Department of Neurology, The Second Affiliated Hospital, Zhejiang University School of Medicine, Hangzhou, China.
Department of Neurology, The Second Affiliated Hospital of Jiaxing University, Jiaxing, China.
CNS Neurosci Ther. 2020 Aug;26(8):837-841. doi: 10.1111/cns.13305. Epub 2020 Mar 20.

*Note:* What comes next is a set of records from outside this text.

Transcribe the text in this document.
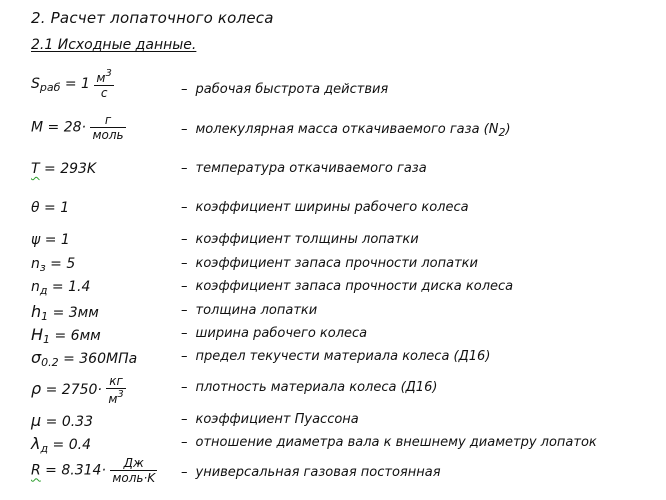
2. Расчет лопаточного колеса
2.1 Исходные данные.
$S_{раб} = 1 \frac{м^3}{с}$	– рабочая быстрота действия
$M = 28\cdot \frac{г}{\text{моль}}$	– молекулярная масса откачиваемого газа $(N_2)$
T = 293K	– температура откачиваемого газа
θ = 1	– коэффициент ширины рабочего колеса
ψ = 1	– коэффициент толщины лопатки
$n_з = 5$	– коэффициент запаса прочности лопатки
$n_д = 1.4$	– коэффициент запаса прочности диска колеса
$h_1 = 3мм$	– толщина лопатки
$H_1 = 6мм$	– ширина рабочего колеса
$\sigma_{0.2} = 360МПа$	– предел текучести материала колеса (Д16)
$\rho = 2750\cdot \frac{кг}{м^3}$	– плотность материала колеса (Д16)
μ = 0.33	– коэффициент Пуассона
$\lambda_д = 0.4$	– отношение диаметра вала к внешнему диаметру лопаток
$R = 8.314\cdot \frac{Дж}{\text{моль·K}}$ – универсальная газовая постоянная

Essential tremor (ET) is one of the most prevalent movement disorders. The genetic etiology of ET has not been well defined although a significant proportion (≥50%) are familial cases. Linkage analysis and genome-wide association studies (GWASs) have identified several risk variants. In recent years, whole-exome sequencing of ET has revealed several specific causal variants in FUS (p.Q290X), HTRA2 (p.G399S), and TENM4 (c.4324 G>A, c.4100C>A, and c.3412G>A) genes.

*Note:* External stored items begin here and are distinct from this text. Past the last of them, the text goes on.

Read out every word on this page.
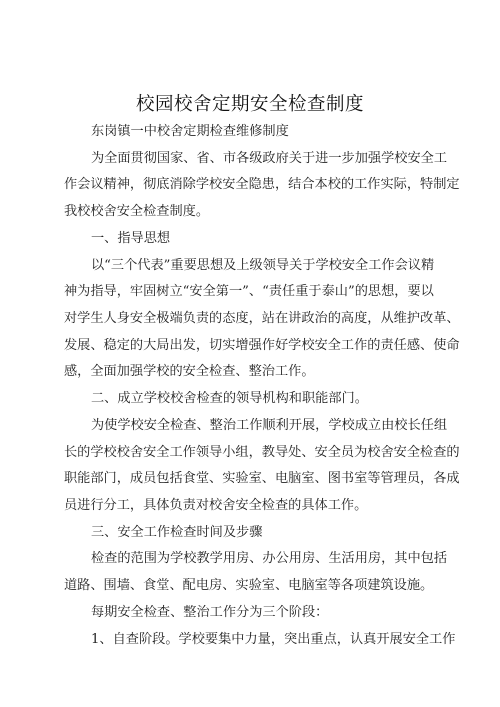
校园校舍定期安全检查制度
东岗镇一中校舍定期检查维修制度
为全面贯彻国家、省、市各级政府关于进一步加强学校安全工
作会议精神，彻底消除学校安全隐患，结合本校的工作实际，特制定
我校校舍安全检查制度。
一、指导思想
以“三个代表”重要思想及上级领导关于学校安全工作会议精
神为指导，牢固树立“安全第一”、“责任重于泰山”的思想，要以
对学生人身安全极端负责的态度，站在讲政治的高度，从维护改革、
发展、稳定的大局出发，切实增强作好学校安全工作的责任感、使命
感，全面加强学校的安全检查、整治工作。
二、成立学校校舍检查的领导机构和职能部门。
为使学校安全检查、整治工作顺利开展，学校成立由校长任组
长的学校校舍安全工作领导小组，教导处、安全员为校舍安全检查的
职能部门，成员包括食堂、实验室、电脑室、图书室等管理员，各成
员进行分工，具体负责对校舍安全检查的具体工作。
三、安全工作检查时间及步骤
检查的范围为学校教学用房、办公用房、生活用房，其中包括
道路、围墙、食堂、配电房、实验室、电脑室等各项建筑设施。
每期安全检查、整治工作分为三个阶段：
1、自查阶段。学校要集中力量，突出重点，认真开展安全工作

To investigate the genetic contribution of these three genes to ET, the protein-coding sequences of FUS, HTRA2, and TENM4 were analyzed in a total of 238 ET patients and 272 controls from eastern China using direct Sanger sequencing.
We identified two synonymous coding single nucleotide polymorphisms (SNPs), rs741810 and rs1052352 in FUS, and three previously reported synonymous SNPs, rs11237621, rs689369, and rs2277277 in TENM4. No nonsynonymous exonic variants were identified in these subjects. We found that the frequency of the rs1052352C allele was significantly higher (P = .001) in the ET group than in the control group.
Overall, our findings suggest that rs1052352 of FUS might contribute to ET risk in Chinese population.
特发性震颤(ET)是最常见的运动障碍之一。尽管很大一部分(≥50%)是家族性病例,但 ET 的遗传病因尚未得到很好的定义。连锁分析和全基因组关联研究(GWAS)已经确定了几个风险变体。近年来,ET 的外显子组测序揭示了 FUS(p.Q290X)、HTRA2(p.G399S)和 TENM4(c.4324 G>A、c.4100C>A 和 c.3412G>A)基因中的几个特定致病变体。
为了研究这三个基因对 ET 的遗传贡献,对来自中国东部的 238 名 ET 患者和 272 名对照者的 FUS、HTRA2 和 TENM4 的编码蛋白序列进行了直接 Sanger 测序分析。
我们在 FUS 中发现了两个同义编码单核苷酸多态性(SNP)rs741810 和 rs1052352,在 TENM4 中发现了三个先前报道的同义 SNP rs11237621、rs689369 和 rs2277277。在这些受试者中未发现非同义外显子变异。我们发现 rs1052352C 等位基因在 ET 组中的频率明显高于对照组(P =.001)。
总体而言,我们的研究结果表明 FUS 的 rs1052352 可能在中国人群中导致 ET 风险增加。